In this study, serum glucose levels were significantly lower in FGR rats compared with controls. We did not evaluate glycogen storage in the liver or plasma insulin levels in this study. However, Ogata et al. (25) measured serum glucose and insulin levels and glycogen content in FGR rats and showed that insulin levels were low, despite glucose levels and glycogen storage both being decreased. Therefore, we speculate that the cause of hypoglycemia in FGR rats may be due to reduced storage of glycogen.

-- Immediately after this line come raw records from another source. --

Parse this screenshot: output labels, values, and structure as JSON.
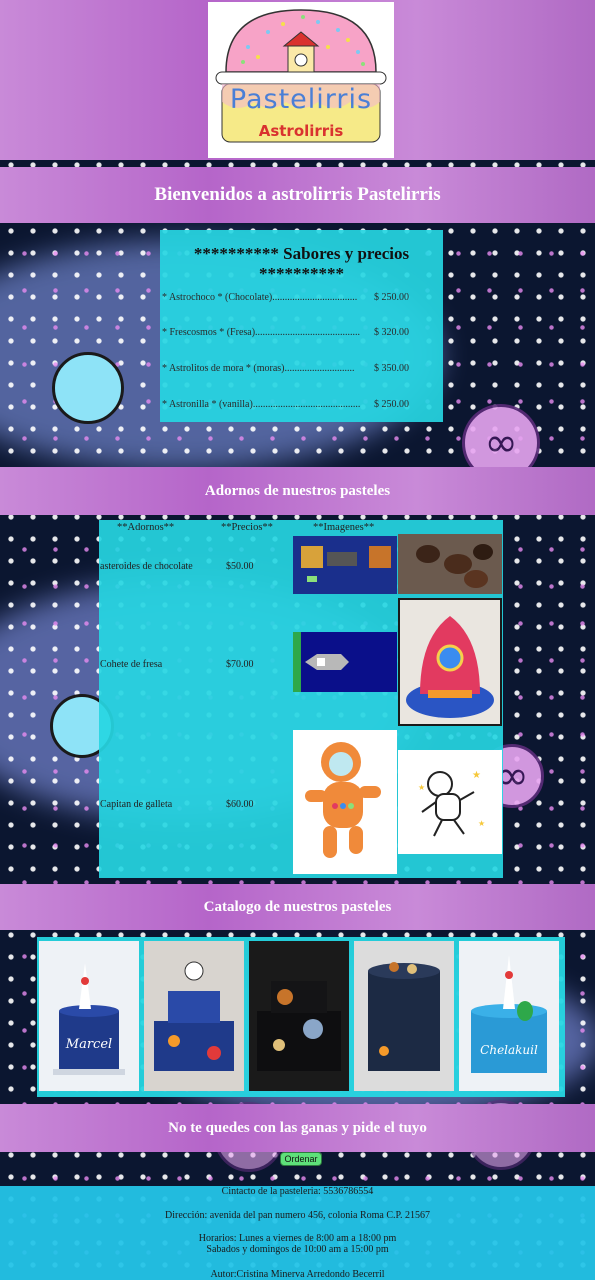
{
  "logo": {
    "title": "Pastelirris",
    "subtitle": "Astrolirris"
  },
  "header": {
    "welcome": "Bienvenidos a astrolirris Pastelirris"
  },
  "menu": {
    "title": "********** Sabores y precios **********",
    "items": [
      {
        "name": "* Astrochoco * (Chocolate)",
        "dots": "..................................",
        "price": "$ 250.00"
      },
      {
        "name": "* Frescosmos * (Fresa)",
        "dots": "..........................................",
        "price": "$ 320.00"
      },
      {
        "name": "* Astrolitos de mora * (moras)",
        "dots": "............................",
        "price": "$ 350.00"
      },
      {
        "name": "* Astronilla * (vanilla)",
        "dots": "...........................................",
        "price": "$ 250.00"
      }
    ]
  },
  "ornaments": {
    "title": "Adornos de nuestros pasteles",
    "headers": [
      "**Adornos**",
      "**Precios**",
      "**Imagenes**"
    ],
    "rows": [
      {
        "name": "asteroides de chocolate",
        "price": "$50.00"
      },
      {
        "name": "Cohete de fresa",
        "price": "$70.00"
      },
      {
        "name": "Capitan de galleta",
        "price": "$60.00"
      }
    ]
  },
  "catalog": {
    "title": "Catalogo de nuestros pasteles",
    "cakes": [
      {
        "label": "Marcel"
      },
      {
        "label": ""
      },
      {
        "label": ""
      },
      {
        "label": ""
      },
      {
        "label": "Chelakuil"
      }
    ]
  },
  "cta": {
    "text": "No te quedes con las ganas y pide el tuyo",
    "button": "Ordenar"
  },
  "footer": {
    "contact": "Cintacto de la pasteleria: 5536786554",
    "address": "Dirección: avenida del pan numero 456, colonia Roma C.P. 21567",
    "hours1": "Horarios: Lunes a viernes de 8:00 am a 18:00 pm",
    "hours2": "Sabados y domingos de 10:00 am a 15:00 pm",
    "author": "Autor:Cristina Minerva Arredondo Becerril"
  },
  "colors": {
    "band": "#c98ad8",
    "panel": "#26d6e2",
    "footer": "#24c4e8",
    "button": "#5ee07a"
  }
}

Regarding brain energy metabolism, no significant difference was observed in the high-energy reserves, ATP, ADP, AMP, and P-Cr between FGR rats and controls. According to a study by Brown and Vannucci (34) using the Wiggleworth FGR model, the concentrations of various cerebral substrate metabolites including glycogen, glucose, lactate, ATP, and P-Cr were not altered in spite of a significant reduction in brain weight. They ascribed these findings to the absence of hypoxia at the level required to disrupt oxidative metabolism and the energy state of the brain. Kliegman et al. (11) demonstrated using a maternal canine starvation model that cerebral charge in FGR neonates was unaffected, whereas their calculated energy reserve was lower than that of controls. Theoretically, depression of oxygen delivery to respiring tissues increases the ADP to ATP ratio (ADP/ATP). This, in turn, acts to stimulate glycolysis (i.e. the Pasteur effect), with a subsequent increase in anaerobic ATP production. In this study, the charge ratio in FGR rat brains was similar to that in controls. This result demonstrates that the energy state in FGR brains can be compensated by stimulation of glycolysis under chronic hypoxic conditions, but that FGR fetuses do not revert totally to anaerobic metabolism.

In summary, chronic disturbance in uteroplacental blood flow stimulates fetal glucose production mainly by increasing gluconeogenesis to maintain a normal energy state in the brain. Energy metabolism in the FGR brain will be liable to disruption and stressed further because of decreased storage of carbohydrate substrates.